In response to The Daily Post’s weekly photo challenge: “Grid.”
I had some time to kill yesterday and wandered round a National Trust property called Dunham Park with my Olympus OMD-EM10. I fancied square format pictures. This is a nice thing about mirrorless cameras, you can choose an aspect ratio and that’s what you’ll see in the viewfinder. Square turns out to be a nice shape for flower pictures.

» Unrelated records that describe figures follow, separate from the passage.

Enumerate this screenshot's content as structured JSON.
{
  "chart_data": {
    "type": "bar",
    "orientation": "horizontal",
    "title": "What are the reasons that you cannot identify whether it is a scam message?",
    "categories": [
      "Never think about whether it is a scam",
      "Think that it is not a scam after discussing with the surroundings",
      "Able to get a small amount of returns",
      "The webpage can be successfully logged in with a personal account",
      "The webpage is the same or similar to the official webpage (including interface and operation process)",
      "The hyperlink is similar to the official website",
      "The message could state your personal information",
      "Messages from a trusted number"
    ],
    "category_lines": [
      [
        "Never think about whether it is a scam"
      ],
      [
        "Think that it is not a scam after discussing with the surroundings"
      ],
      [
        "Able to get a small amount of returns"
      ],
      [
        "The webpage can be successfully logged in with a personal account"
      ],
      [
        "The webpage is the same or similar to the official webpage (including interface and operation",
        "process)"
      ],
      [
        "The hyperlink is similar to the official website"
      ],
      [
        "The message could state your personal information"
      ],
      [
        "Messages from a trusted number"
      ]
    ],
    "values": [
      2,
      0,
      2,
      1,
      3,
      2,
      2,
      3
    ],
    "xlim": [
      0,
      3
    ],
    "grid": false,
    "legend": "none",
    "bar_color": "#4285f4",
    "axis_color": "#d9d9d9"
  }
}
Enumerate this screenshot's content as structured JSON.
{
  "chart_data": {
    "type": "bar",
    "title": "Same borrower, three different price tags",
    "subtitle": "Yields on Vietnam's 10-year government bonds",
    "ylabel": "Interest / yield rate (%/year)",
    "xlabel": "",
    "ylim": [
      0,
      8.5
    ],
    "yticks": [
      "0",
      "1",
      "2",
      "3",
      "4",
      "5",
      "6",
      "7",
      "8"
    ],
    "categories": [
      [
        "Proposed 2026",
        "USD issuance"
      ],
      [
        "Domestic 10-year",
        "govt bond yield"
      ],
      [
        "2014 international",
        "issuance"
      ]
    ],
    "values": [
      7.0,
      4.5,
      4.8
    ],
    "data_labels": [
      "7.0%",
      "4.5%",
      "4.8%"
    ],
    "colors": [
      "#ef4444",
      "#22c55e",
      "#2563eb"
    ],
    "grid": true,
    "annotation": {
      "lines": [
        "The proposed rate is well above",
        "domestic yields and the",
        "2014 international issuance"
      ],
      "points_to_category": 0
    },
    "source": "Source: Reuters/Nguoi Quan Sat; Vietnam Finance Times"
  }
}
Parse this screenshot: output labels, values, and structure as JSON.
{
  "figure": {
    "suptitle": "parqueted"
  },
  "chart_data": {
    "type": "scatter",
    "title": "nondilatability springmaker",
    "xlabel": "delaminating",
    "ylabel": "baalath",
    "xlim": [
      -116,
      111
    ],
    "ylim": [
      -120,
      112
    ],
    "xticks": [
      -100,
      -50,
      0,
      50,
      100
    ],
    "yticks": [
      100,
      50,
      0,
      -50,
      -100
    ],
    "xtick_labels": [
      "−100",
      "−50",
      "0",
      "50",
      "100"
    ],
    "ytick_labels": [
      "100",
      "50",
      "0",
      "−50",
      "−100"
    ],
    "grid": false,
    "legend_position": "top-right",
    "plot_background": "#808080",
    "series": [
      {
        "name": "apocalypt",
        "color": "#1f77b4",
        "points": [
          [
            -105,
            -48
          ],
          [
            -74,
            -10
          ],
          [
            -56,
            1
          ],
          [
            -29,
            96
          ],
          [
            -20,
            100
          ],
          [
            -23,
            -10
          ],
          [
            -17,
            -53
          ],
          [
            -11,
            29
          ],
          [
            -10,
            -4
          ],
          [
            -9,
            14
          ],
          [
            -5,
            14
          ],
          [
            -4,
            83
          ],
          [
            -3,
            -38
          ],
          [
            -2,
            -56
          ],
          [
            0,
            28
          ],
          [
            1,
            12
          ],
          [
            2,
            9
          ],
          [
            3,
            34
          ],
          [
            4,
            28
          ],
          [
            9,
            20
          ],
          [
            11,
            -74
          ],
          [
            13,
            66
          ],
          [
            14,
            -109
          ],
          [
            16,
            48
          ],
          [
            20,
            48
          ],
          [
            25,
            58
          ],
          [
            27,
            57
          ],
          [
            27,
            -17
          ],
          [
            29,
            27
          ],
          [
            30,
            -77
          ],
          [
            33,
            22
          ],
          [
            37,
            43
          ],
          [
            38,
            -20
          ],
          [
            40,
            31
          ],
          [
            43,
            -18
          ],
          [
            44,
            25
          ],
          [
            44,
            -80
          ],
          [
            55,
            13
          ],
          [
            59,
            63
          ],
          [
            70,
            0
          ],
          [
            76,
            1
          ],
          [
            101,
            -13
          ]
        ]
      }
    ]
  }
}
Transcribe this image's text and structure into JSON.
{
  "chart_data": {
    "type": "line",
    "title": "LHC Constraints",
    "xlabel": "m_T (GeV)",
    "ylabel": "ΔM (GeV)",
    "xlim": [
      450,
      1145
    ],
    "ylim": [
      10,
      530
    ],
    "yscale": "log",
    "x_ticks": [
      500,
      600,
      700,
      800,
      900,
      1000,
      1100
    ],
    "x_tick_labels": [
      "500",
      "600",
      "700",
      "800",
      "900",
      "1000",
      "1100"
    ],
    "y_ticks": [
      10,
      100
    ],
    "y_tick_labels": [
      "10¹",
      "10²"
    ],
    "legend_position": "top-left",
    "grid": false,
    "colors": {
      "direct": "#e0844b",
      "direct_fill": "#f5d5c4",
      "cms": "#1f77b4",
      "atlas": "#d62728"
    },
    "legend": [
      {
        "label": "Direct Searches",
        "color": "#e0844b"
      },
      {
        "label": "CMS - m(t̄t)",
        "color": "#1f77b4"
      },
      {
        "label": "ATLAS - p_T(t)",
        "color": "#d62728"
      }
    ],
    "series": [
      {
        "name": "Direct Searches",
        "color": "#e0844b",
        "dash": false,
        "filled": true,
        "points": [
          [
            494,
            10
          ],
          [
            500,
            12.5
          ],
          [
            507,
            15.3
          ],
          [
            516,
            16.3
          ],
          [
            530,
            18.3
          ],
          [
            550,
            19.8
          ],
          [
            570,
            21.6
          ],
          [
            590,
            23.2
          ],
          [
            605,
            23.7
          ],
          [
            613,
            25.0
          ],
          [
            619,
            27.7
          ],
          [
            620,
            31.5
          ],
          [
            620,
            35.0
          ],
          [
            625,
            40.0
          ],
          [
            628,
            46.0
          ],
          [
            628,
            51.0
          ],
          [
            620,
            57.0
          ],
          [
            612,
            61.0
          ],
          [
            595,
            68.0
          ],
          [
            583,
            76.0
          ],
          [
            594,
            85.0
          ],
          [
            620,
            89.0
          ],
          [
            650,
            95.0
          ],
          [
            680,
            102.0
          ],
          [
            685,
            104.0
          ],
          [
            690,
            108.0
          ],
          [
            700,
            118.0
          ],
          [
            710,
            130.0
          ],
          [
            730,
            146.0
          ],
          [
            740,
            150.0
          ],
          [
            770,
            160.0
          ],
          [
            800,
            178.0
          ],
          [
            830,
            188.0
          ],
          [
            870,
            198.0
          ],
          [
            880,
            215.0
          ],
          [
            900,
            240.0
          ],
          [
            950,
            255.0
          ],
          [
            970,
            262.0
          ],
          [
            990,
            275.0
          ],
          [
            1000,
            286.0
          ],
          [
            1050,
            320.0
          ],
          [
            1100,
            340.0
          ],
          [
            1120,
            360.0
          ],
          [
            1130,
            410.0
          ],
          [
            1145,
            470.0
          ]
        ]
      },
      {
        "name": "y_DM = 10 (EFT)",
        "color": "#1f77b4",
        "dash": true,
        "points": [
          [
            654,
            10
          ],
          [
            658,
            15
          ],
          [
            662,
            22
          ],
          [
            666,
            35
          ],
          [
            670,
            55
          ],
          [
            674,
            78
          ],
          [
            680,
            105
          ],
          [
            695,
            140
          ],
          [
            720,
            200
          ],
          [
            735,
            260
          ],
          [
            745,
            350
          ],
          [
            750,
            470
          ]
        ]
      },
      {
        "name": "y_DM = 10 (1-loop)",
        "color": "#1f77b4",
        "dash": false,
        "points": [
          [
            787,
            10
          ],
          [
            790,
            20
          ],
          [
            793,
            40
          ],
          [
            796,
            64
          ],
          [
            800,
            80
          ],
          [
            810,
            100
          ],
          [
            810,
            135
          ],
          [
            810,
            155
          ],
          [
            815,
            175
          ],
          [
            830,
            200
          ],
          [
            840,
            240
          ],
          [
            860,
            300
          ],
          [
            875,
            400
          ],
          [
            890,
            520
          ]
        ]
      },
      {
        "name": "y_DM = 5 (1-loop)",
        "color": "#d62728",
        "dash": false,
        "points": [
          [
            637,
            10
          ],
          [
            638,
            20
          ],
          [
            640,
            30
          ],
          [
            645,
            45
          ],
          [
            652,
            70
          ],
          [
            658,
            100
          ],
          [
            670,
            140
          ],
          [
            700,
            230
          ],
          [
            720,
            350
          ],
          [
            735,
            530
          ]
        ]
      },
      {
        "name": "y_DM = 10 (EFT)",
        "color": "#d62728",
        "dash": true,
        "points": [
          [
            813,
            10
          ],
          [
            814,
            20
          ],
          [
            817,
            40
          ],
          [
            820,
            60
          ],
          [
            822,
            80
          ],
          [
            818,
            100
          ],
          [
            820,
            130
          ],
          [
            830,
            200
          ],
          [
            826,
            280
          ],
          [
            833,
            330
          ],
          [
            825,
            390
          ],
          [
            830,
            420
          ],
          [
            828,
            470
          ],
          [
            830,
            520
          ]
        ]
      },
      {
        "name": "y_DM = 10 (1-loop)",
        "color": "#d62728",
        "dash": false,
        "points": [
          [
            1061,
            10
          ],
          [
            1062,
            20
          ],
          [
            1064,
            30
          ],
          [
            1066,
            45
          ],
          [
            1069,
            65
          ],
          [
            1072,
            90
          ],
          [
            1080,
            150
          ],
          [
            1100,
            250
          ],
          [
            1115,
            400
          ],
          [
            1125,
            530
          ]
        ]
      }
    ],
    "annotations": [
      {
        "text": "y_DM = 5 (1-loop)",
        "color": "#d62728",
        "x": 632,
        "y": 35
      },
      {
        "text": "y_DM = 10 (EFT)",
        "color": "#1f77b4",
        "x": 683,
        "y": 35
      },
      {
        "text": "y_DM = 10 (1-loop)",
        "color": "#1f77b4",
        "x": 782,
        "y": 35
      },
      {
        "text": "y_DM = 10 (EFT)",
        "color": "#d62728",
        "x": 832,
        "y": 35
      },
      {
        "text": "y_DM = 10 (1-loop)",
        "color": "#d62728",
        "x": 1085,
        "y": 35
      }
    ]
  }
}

When I got home and started processing in Lightroom there was something odd. The Lightroom controls seemed different. It turned out I had been shooting in JPEG instead of RAW. Not even high-resolution JPEG. It was set to the M(N) setting, which is Medium resolution, Normal quality. I was first of all furious, then worried, then became a lot less bothered. It wasn’t “serious” shooting, just snapping while I had time to kill. Also, turns out that the JPEGs can take plenty of processing in Lightroom without degrading, at least for web reproduction. Finally, the look of them is very good out of the camera.
Our local monument, seen from Heptonstall, with Hebden Bridge in the valley below.
In one of the James Bond novels Bond’s boss M, the head of the secret service, asks an eminent neurologist for his opinions of Bond’s health. The eminent man says “Courage is a capital sum reduced by expenditure.”
I’ve noticed before on climbing holidays that as the days go by I get less and less able to do the routes because I have less and less courage left. Today I ran out, so we did three routes then called it a day.
We went to Saffres, a very impressive crag in a beautiful and peaceful spot. Not a single other climber visible, though we did hear some around the corner somewhere, making a bit of a racket. We found out later it was the local mountain rescue team practicing emergency rope techniques.
We started on the shortest and dirtiest part of the crag. This is a crag that reaches 40m+ of perfect sunwashed limestone but we chose a pair of 6m dirty chimneys to start with. Easy and unchallenging but we still enjoyed them.
Then a slightly harder route. The book said the start was hard and it was indeed something of an off-width struggle up a sickle-curved crack too narrow to be a chimney, too wide to be a crack and too polished to be comfortable. After that short and brutish introduction it turned into an easy, blocky and very enjoyable route.
Trying the next route on for size revealed the aforementioned lack of courage so we stopped there, still feeling like we’d had some good exercise after the sickle-shaped struggle.
All pictures are straight out of the camera with no post-processing, so perhaps not up to my usual standard.